Texte A : Honoré de Balzac, Eugénie Grandet, 1834.
Félix Grandet (le père Grandet) est un tonnelier devenu extrêmement riche grâce à sa grande avarice ; il fait travailler chez lui comme servante « la Grande Nanon ». À l’âge de vingt-deux ans, la pauvre fille n’avait pu se placer1 chez personne, tant sa figure semblait repoussante ; et certes ce sentiment était bien injuste : sa figure eût été fort admirée sur les épaules d’un grenadier de la garde2 ; mais en tout il faut, dit-on, l’à -propos. Forcée de quitter une ferme incendiée où elle gardait les vaches, elle vint à Saumur, où elle chercha du service, animée de ce robuste courage qui ne se refuse à rien. Le père Grandet pensait alors à se marier, et voulait déjà monter son ménage3. Il avisa cette fille rebutée4 de porte en porte. Juge de la force corporelle en sa qualité de tonnelier5, il devina le parti qu’on pouvait tirer d’une créature femelle taillée en Hercule, plantée sur ses pieds comme un chêne de soixante ans sur ses racines, forte des hanches, carrée du dos, ayant des mains de charretier et une probité6 vigoureuse comme l’était son intacte vertu. Ni les verrues qui ornaient ce visage martial7, ni le teint de brique, ni les bras nerveux, ni les haillons de la Nanon n’épouvantèrent le tonnelier, qui se trouvait encore dans l’âge où le cœur tressaille. Il vêtit alors, chaussa, nourrit la pauvre fille, lui donna des gages8, et l’employa sans trop la rudoyer. En se voyant ainsi accueillie, la Grande Nanon pleura secrètement de joie, et s’attacha sincèrement au tonnelier, qui d’ailleurs l’exploita féodalement9. 1Se placer : entrer au service de quelqu’un comme domestique. 2 Grenadier de la garde : soldat d’élite de la garde royale ou impériale. 3 Monter son ménage : acquérir tous les objets divers nécessaires dans une maison. 4 Rebutée : rejetée avec mépris. 5 Tonnelier : il fabrique et répare des tonneaux. 6 Probité : honnêteté. 7 Martial : qui dénote ou rappelle la guerre, l’armée. 8 Gages : somme versée pour payer les services d’un domestique. 9 Féodalement : à la manière d’un seigneur du Moyen-Âge qui domine et exploite les serfs de son fief. |
Texte B : Victor Hugo, L'Homme qui rit, deuxième partie, livre deuxième, chapitre I, 1869.

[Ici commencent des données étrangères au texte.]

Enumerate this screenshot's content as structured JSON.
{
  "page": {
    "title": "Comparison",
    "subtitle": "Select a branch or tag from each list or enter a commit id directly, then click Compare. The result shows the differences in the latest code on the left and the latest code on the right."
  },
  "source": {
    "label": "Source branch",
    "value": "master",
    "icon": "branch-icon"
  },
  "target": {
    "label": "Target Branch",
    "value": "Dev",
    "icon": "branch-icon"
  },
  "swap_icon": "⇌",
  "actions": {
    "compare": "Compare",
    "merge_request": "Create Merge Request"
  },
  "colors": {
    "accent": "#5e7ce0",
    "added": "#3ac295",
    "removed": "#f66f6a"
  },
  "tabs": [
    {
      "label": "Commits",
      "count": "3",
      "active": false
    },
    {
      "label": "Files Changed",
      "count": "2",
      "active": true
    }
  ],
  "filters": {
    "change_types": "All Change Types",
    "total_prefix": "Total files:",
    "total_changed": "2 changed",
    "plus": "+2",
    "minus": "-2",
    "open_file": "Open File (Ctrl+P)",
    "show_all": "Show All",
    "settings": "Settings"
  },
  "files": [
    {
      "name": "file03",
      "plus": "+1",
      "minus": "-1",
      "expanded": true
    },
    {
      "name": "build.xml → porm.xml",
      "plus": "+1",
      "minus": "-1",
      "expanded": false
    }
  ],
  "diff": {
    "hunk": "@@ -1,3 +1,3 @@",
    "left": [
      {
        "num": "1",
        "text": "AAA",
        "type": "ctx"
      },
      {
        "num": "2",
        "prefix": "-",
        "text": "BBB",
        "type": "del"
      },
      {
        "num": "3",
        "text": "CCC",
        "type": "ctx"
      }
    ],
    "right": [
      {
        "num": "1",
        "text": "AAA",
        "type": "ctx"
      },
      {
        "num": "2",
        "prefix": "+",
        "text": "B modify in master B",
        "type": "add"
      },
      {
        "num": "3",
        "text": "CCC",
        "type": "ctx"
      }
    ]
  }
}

Enfant d'origine noble, Gwynplaine a été enlevé par des voleurs qui en ont fait un monstre de foire. Le narrateur présente au lecteur ce personnage singulier. La nature avait été prodigue1 de ses bienfaits envers Gwynplaine. Elle lui avait donné une bouche s’ouvrant jusqu’aux oreilles, des oreilles se repliant jusque sur les yeux, un nez informe fait pour l’oscillation des lunettes de grimacier, et un visage qu’on ne pouvait regarder sans rire. Nous venons de le dire, la nature avait comblé Gwynplaine de ses dons. Mais était-ce la nature ? Ne l’avait-on pas aidée ? Deux yeux pareils à des jours de souffrance, un hiatus2 pour bouche, une protubérance camuse3 avec deux trous qui étaient les narines, pour face un écrasement, et tout cela ayant pour résultante le rire, il est certain que la nature ne produit pas toute seule de tels chefs-d’œuvre. Seulement, le rire est-il synonyme de la joie ? Si, en présence de ce bateleur4, — car c’était un bateleur, — on laissait se dissiper la première impression de gaieté, et si l’on observait cet homme avec attention, on y reconnaissait la trace de l’art5. Un pareil visage n’est pas fortuit6, mais voulu. Être à ce point complet n’est pas dans la nature. L’homme ne peut rien sur sa beauté, mais peut tout sur sa laideur. 1Prodigue : généreuse. 2 Hiatus : ouverture étroite et allongée. 3 Protubérance camuse : bosse de chair courte et aplatie. 4 Bateleur : personne exécutant des tours dans les foires et sur les places publiques. 5 Art : habile intervention de l’homme. 6 Fortuit : dû au hasard. |
Texte C : Albert Cohen, Mangeclous, chapitre I, 1938.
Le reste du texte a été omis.